Mike Florio and Chris Simms analyze the NFL's move to put the ball on the 25-yard line after fair catches on kickoffs and explore if this could lead to any unintended consequences.

Video Transcript

- The NFL, to the chagrin of special teams coaches everywhere, implemented the NCAA rule that gives the receiving team on a kickoff the ball at the 25 for a fair catch between the goal line and the 25. The idea, again, make the most dangerous play in football safer. How? By having fewer iterations of it.

So the next step in minimizing the kickoff, minimizing special teams, maximizing player safety by minimizing the kinds of collisions that can result in concussions, and I'm all for that. I just don't like the artificial ways that they're carving around it. Just get rid of the kickoff and come up with something else if you're going to play these games that are aimed at having fewer kick returns, Chris.

- I don't disagree with you totally there. I think this is the end of the kickoff and the kickoff return, basically. I would think that we're going to see the numbers dramatically fall down now because of this rule. One of the reasons teams looked at it, wait, I'm going to catch the ball at the 3-yard line, right? I don't want a fair catch it. We know we can get to the 20 from there. So we're going to do that and see what else more we can get. Maybe we can get a good return and get to the 30.

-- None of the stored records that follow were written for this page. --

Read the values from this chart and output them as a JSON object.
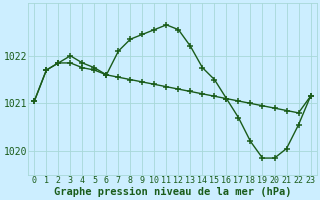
{
  "series1": {
    "x": [
      0,
      1,
      2,
      3,
      4,
      5,
      6,
      7,
      8,
      9,
      10,
      11,
      12,
      13,
      14,
      15,
      16,
      17,
      18,
      19,
      20,
      21,
      22,
      23
    ],
    "y": [
      1021.05,
      1021.7,
      1021.85,
      1021.85,
      1021.75,
      1021.7,
      1021.6,
      1021.55,
      1021.5,
      1021.45,
      1021.4,
      1021.35,
      1021.3,
      1021.25,
      1021.2,
      1021.15,
      1021.1,
      1021.05,
      1021.0,
      1020.95,
      1020.9,
      1020.85,
      1020.8,
      1021.15
    ]
  },
  "series2": {
    "x": [
      0,
      1,
      2,
      3,
      4,
      5,
      6,
      7,
      8,
      9,
      10,
      11,
      12,
      13,
      14,
      15,
      16,
      17,
      18,
      19,
      20,
      21,
      22,
      23
    ],
    "y": [
      1021.05,
      1021.7,
      1021.85,
      1022.0,
      1021.85,
      1021.75,
      1021.6,
      1022.1,
      1022.35,
      1022.45,
      1022.55,
      1022.65,
      1022.55,
      1022.2,
      1021.75,
      1021.5,
      1021.1,
      1020.7,
      1020.2,
      1019.85,
      1019.85,
      1020.05,
      1020.55,
      1021.15
    ]
  },
  "line_color": "#1a5c1a",
  "marker": "+",
  "markersize": 4,
  "linewidth": 1.0,
  "bg_color": "#cceeff",
  "grid_color": "#a8d8d8",
  "ylabel_ticks": [
    1020,
    1021,
    1022
  ],
  "xlabel": "Graphe pression niveau de la mer (hPa)",
  "xlim": [
    -0.5,
    23.5
  ],
  "ylim": [
    1019.5,
    1023.1
  ],
  "xtick_labels": [
    "0",
    "1",
    "2",
    "3",
    "4",
    "5",
    "6",
    "7",
    "8",
    "9",
    "10",
    "11",
    "12",
    "13",
    "14",
    "15",
    "16",
    "17",
    "18",
    "19",
    "20",
    "21",
    "22",
    "23"
  ],
  "xlabel_fontsize": 7.5,
  "tick_fontsize": 6,
  "ytick_fontsize": 7
}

Now they're going to be more of like, hey, 25 is good. Damn. All we need to do is get about 30 yards and we're in field goal position here for most kickers in the NFL. So that's where it changes it. And yeah, I think that's almost the death of the kickoff and the kick return right there.

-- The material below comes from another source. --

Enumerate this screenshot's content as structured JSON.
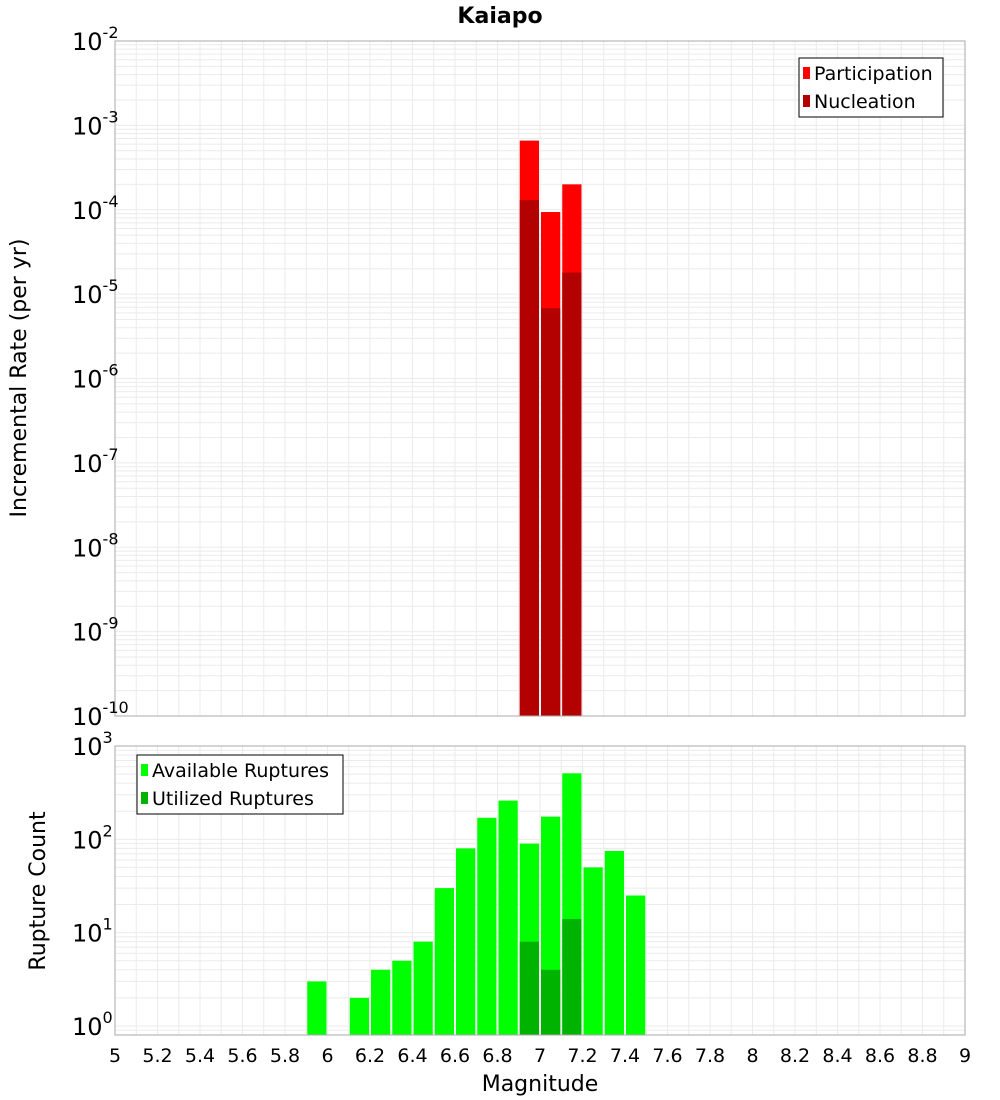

- But then comes the Bill Belichick twist. I talked about this yesterday with the third quarterback rule. How will the smart coaches try to take this to their advantage? And one of the arguments against it is now you will see special teams coordinators and head coaches telling their kickers to squib it more often, to try to kick the ball in a way that makes it in play, harder to handle. What if you try to-- just some kind of a unconventionally kicked ball that you try to fair catch and you muff it. So it may have some unintended consequences, and it could get interesting if we see some creative coaches try to do different things.

- I think so, may. But I don't know. The squib kick's tough. Kickers don't have great control, right? We've seen a lot of teams who've got away from the squib kick at the end of the game, right? Because they kick it into somebody and you go, oh no, now they have the ball at midfield. So I think that would be risky.